The CEO of Bank of America, which also released its above-expectations second-quarter earnings Tuesday (and also counted Clinton as its number-one donations recipient during the 2016 election cycle), was slightly more explicit about his hopes and expectations for the Trump administration’s agenda during the bank's earnings call. Asked by an analyst if he found the Treasury report recommendations helpful, Brian Moynihan described a “lottery list” of expected regulatory actions.
“All of that would be helpful. There's a good amount of work that's gone in by all the industry groups, all the individual companies, and the administration to come up with a list of things...” he said. “There's no question, but in areas where things have gotten too far, you've got to bring them back a little bit and that lottery list is really there to provide it... [At] the end of [the] day, a careful revisiting of some of these things to ensure that we maintain the safety and soundness while getting good regulation is critical, and I think hopefully the ball is moving forward on that.”
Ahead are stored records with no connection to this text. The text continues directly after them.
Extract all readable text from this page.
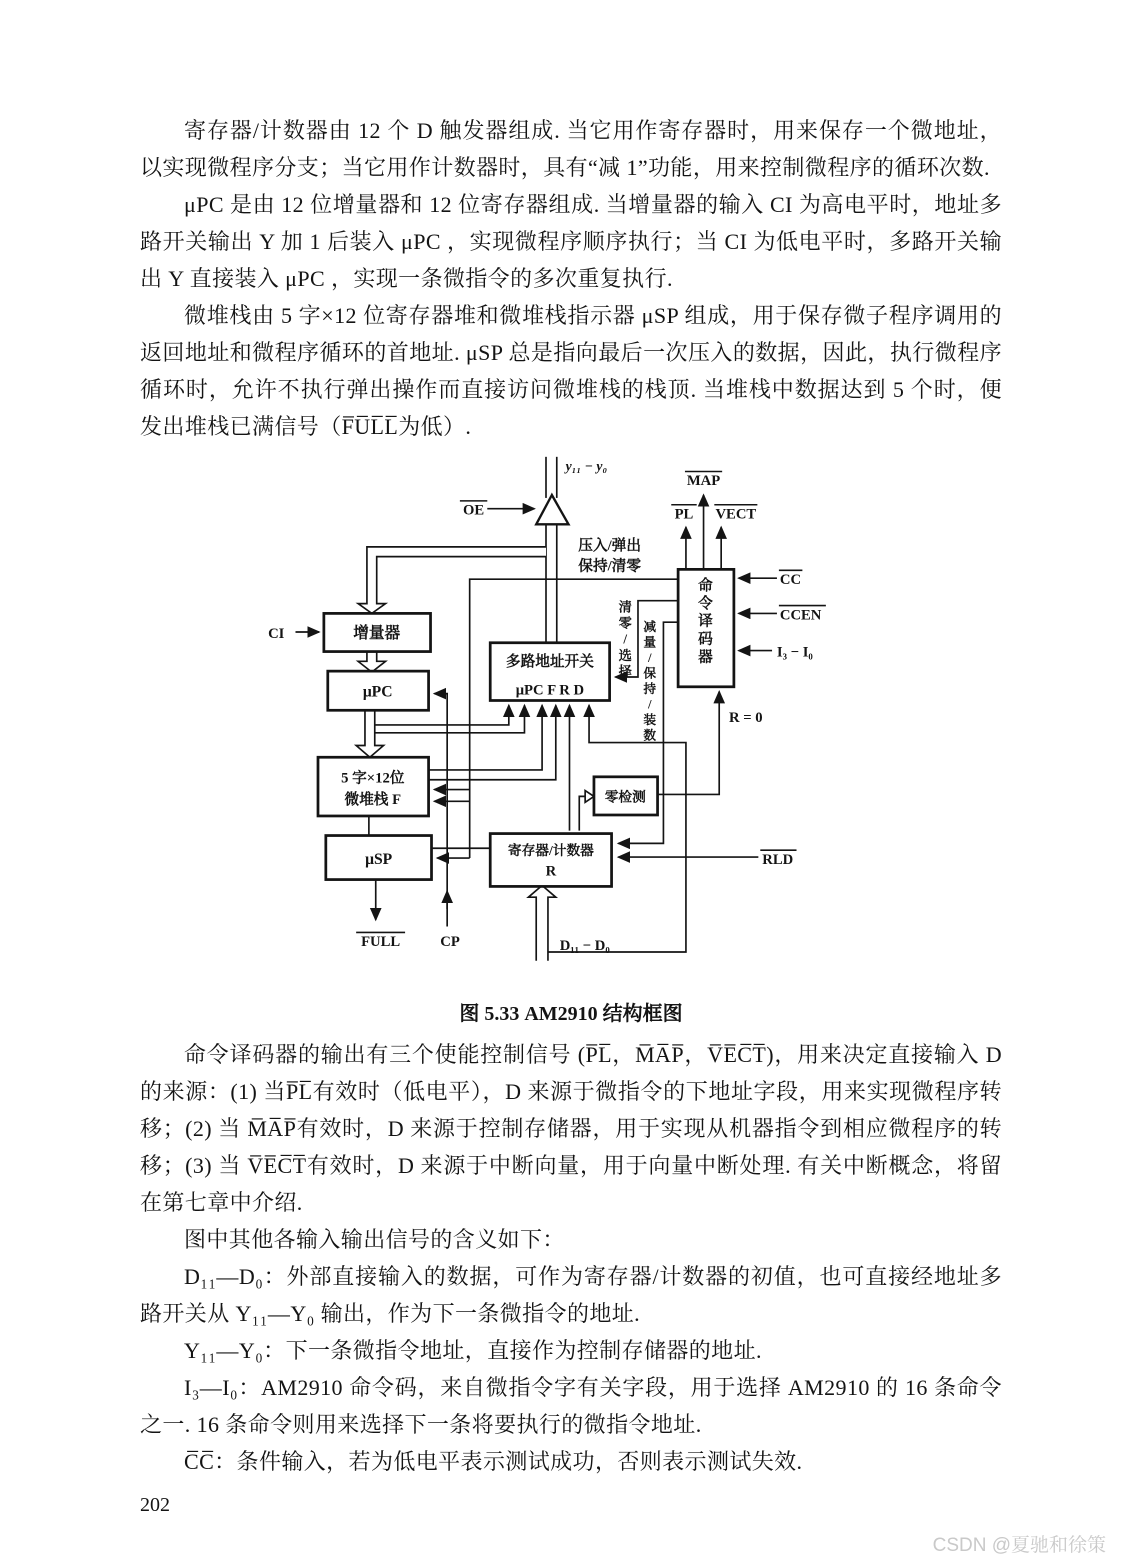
寄存器/计数器由 12 个 D 触发器组成. 当它用作寄存器时，用来保存一个微地址，以实现微程序分支；当它用作计数器时，具有“减 1”功能，用来控制微程序的循环次数.

μPC 是由 12 位增量器和 12 位寄存器组成. 当增量器的输入 CI 为高电平时，地址多路开关输出 Y 加 1 后装入 μPC ，实现微程序顺序执行；当 CI 为低电平时，多路开关输出 Y 直接装入 μPC ，实现一条微指令的多次重复执行.

微堆栈由 5 字×12 位寄存器堆和微堆栈指示器 μSP 组成，用于保存微子程序调用的返回地址和微程序循环的首地址. μSP 总是指向最后一次压入的数据，因此，执行微程序循环时，允许不执行弹出操作而直接访问微堆栈的栈顶. 当堆栈中数据达到 5 个时，便发出堆栈已满信号（F̅U̅L̅L̅为低）.

增量器
μPC
5 字×12位
微堆栈 F
μSP
多路地址开关
μPC F R D
零检测
寄存器/计数器
R
命令译码器
y₁₁ − y₀
OE
MAP
PL VECT
压入/弹出
保持/清零
CC
CCEN
I₃ − I₀
R = 0
RLD
FULL	CP	D₁₁ − D₀
CI
清零/选择
减量/保持/装数
图 5.33 AM2910 结构框图

命令译码器的输出有三个使能控制信号 (P̅L̅，M̅A̅P̅，V̅E̅C̅T̅)，用来决定直接输入 D 的来源：(1) 当P̅L̅有效时（低电平），D 来源于微指令的下地址字段，用来实现微程序转移；(2) 当 M̅A̅P̅有效时，D 来源于控制存储器，用于实现从机器指令到相应微程序的转移；(3) 当 V̅E̅C̅T̅有效时，D 来源于中断向量，用于向量中断处理. 有关中断概念，将留在第七章中介绍.

图中其他各输入输出信号的含义如下：

D₁₁—D₀：外部直接输入的数据，可作为寄存器/计数器的初值，也可直接经地址多路开关从 Y₁₁—Y₀ 输出，作为下一条微指令的地址.

Y₁₁—Y₀：下一条微指令地址，直接作为控制存储器的地址.

I₃—I₀：AM2910 命令码，来自微指令字有关字段，用于选择 AM2910 的 16 条命令之一. 16 条命令则用来选择下一条将要执行的微指令地址.

C̅C̅：条件输入，若为低电平表示测试成功，否则表示测试失效.

202
CSDN @夏驰和徐策
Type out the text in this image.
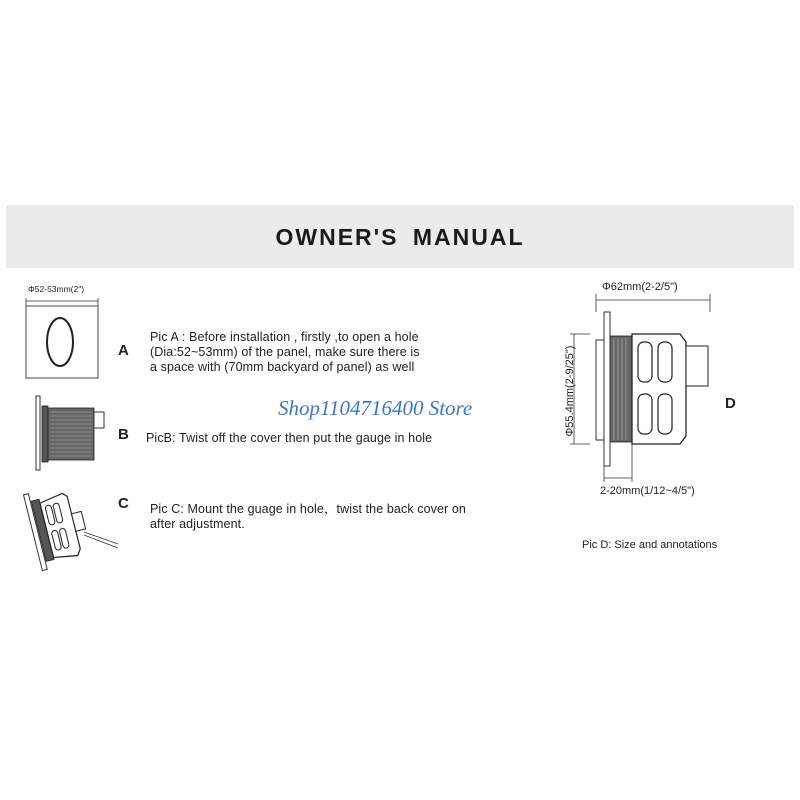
OWNER'S MANUAL
Φ52-53mm(2")
A
Pic A : Before installation , firstly ,to open a hole
(Dia:52~53mm) of the panel, make sure there is
a space with (70mm backyard of panel) as well
B PicB: Twist off the cover then put the gauge in hole
C Pic C: Mount the guage in hole，twist the back cover on
after adjustment.
Φ62mm(2-2/5")
Φ55.4mm(2-9/25")	D
2-20mm(1/12~4/5")
Pic D: Size and annotations
Shop1104716400 Store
Like Goldman, Bank of America has been active on the lobbying front. The bank spent $800,000 this year on lobbying efforts at the federal level involving Dodd-Frank, the Financial CHOICE Act and financial bankruptcy law, among other issues, according to the Senate’s lobbying database.
Bank of America gave nearly $300,000 to House Financial Services Committee members and more than $86,000 to Senate Banking, Housing and Urban Affairs Committee members, according to OpenSecrets data — a relatively small total compared to its $22.8 billion in revenue.